For five years, this was Cyril’s life.
Rescue and Transformation
One day, out on a boat with Ashon, a man warned Ashon that police were coming to “catch children.” Ashon seemed unbothered, convinced the authorities would do nothing more than have a conversation with his father, the slave owner.
Cyril was not sure what to think. The police had come once before and taken away his friends Godwin and Kodzo, which the slave owner explained by saying that people wanted to arrest the children and use them for rituals. Cyril watched with fear as they drew closer and closer.
Suddenly, one of the men called out his name. Cyril froze. “They were not supposed to know my name... I [didn’t] understand why they [would] come out of the blue and mention my name.”
Finally, after they called out to him five times, Cyril responded. An officer took his hand and said to him, “Today I am taking you along, you are going with me.”
Cyril, still full of suspicion, went with the officer and his team. Then on the boat he saw his friend Godwin – Godwin who had gone away with the police when they came several months ago. A calm flooded Cyril at the sight of his friend. As he watched Godwin help direct the police to the children who had been trafficked, Cyril finally believed he was safe.
Before long, Cyril was reunited with Kodzo at a care home for children and found his friend transformed by the healing he had experienced over the last several months. Cyril too began the long healing process with the help of IJM and staff at the aftercare shelter.
To this day, recounting his near-death experience is still emotional for Cyril, but he is not battling this trauma by himself. He has the support of clinical specialists and of friends like Kodzo and Godwin, who advocated for him when he thought he was alone.

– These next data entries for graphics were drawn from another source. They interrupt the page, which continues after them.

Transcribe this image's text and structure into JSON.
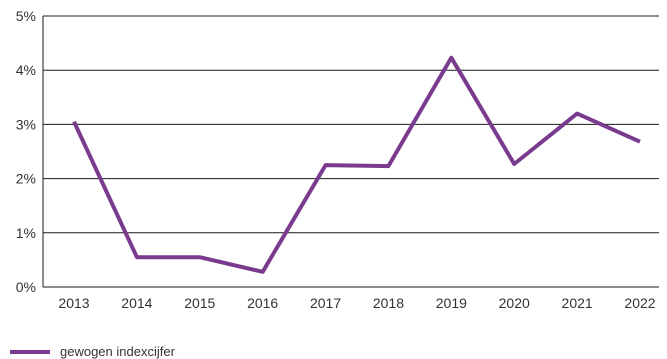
{
  "chart_data": {
    "type": "line",
    "x": [
      "2013",
      "2014",
      "2015",
      "2016",
      "2017",
      "2018",
      "2019",
      "2020",
      "2021",
      "2022"
    ],
    "series": [
      {
        "name": "gewogen indexcijfer",
        "values": [
          3.05,
          0.55,
          0.55,
          0.28,
          2.25,
          2.23,
          4.23,
          2.27,
          3.2,
          2.68
        ]
      }
    ],
    "yticks": [
      "0%",
      "1%",
      "2%",
      "3%",
      "4%",
      "5%"
    ],
    "ylim": [
      0,
      5
    ],
    "grid": true,
    "legend": "bottom-left",
    "colors": {
      "series": "#7a3b8f",
      "grid": "#1a1a1a",
      "text": "#333333"
    }
  }
}
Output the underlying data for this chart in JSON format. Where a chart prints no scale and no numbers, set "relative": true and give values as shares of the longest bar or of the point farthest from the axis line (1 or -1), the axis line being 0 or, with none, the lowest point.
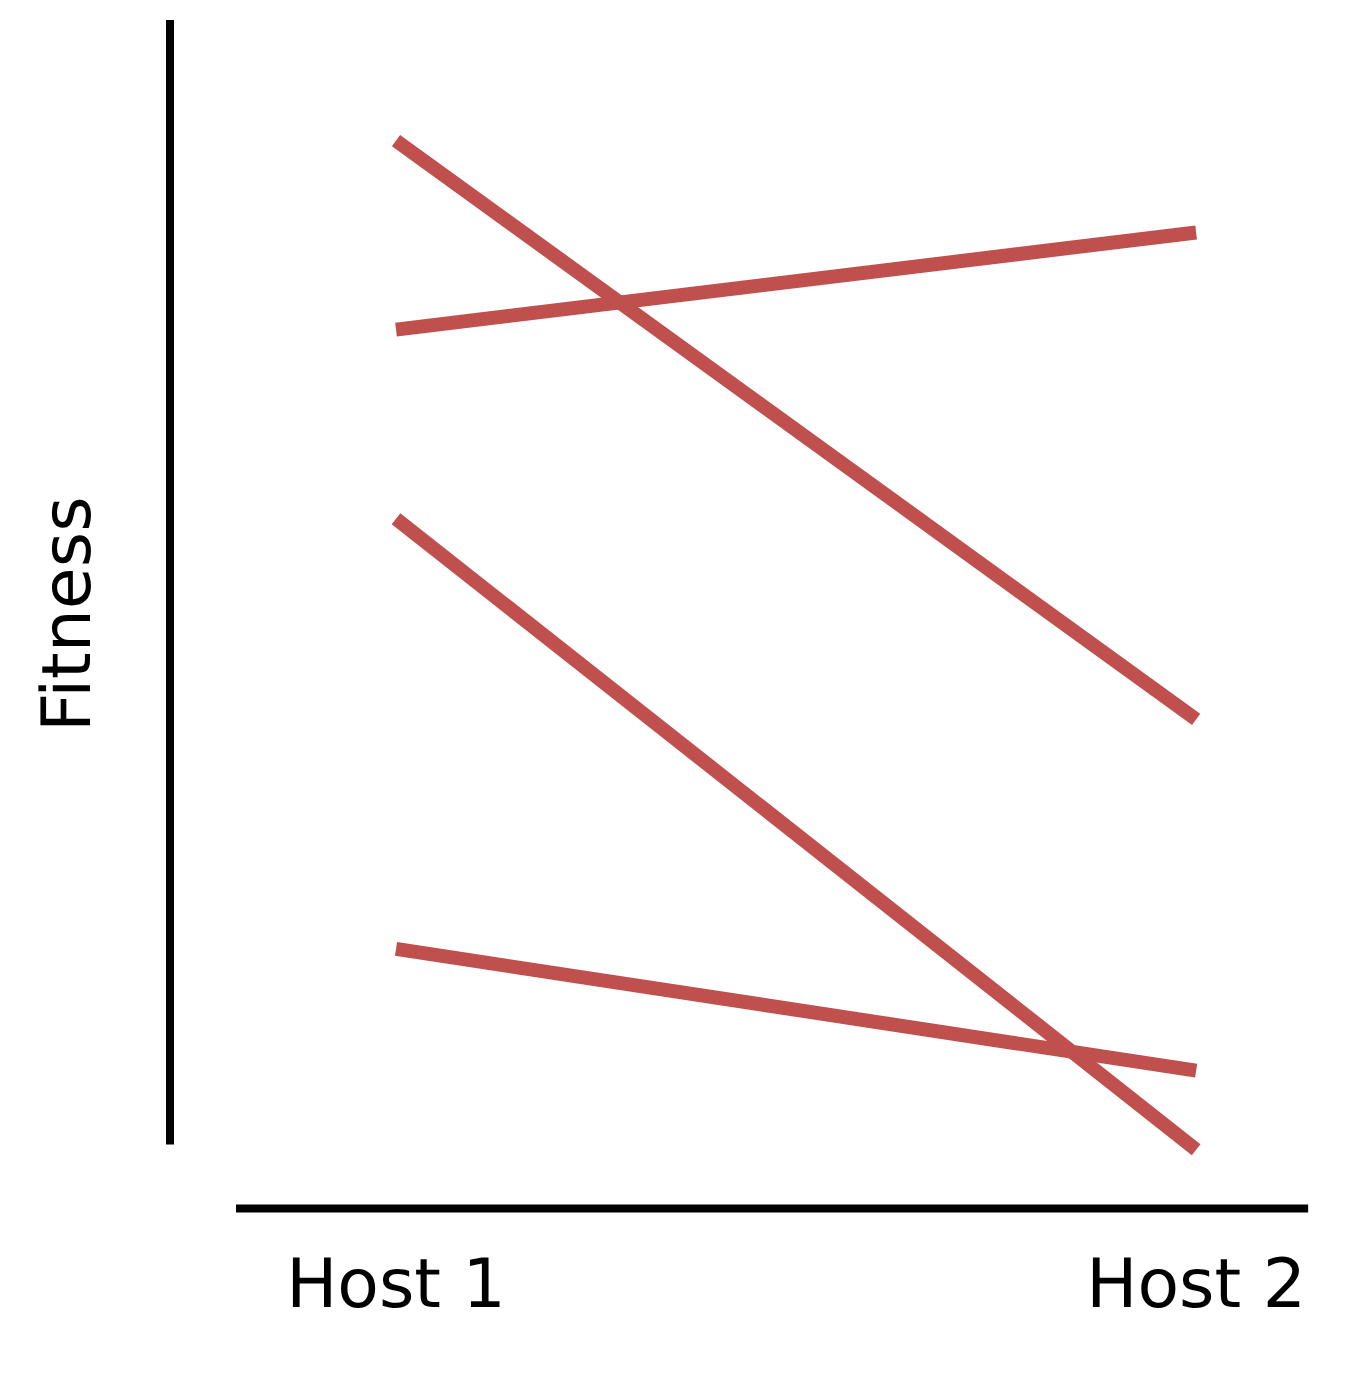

Now, transformation is happening in Cyril’s life, too. Through IJM’s I Am Worthy training, Cyril and his peers in aftercare are learning about their self-worth and personal rights. Cyril is known as a leader in the care home where the children are learning and healing together as a community. He studies science in school and loves to play football. In the safety of freedom, he has room to discover his interests and build a future. An adamant believer in hope, Cyril has these words to share with children still on Lake Volta: “They should not be discouraged. When the right time comes, they will also be rescued just as I was rescued.”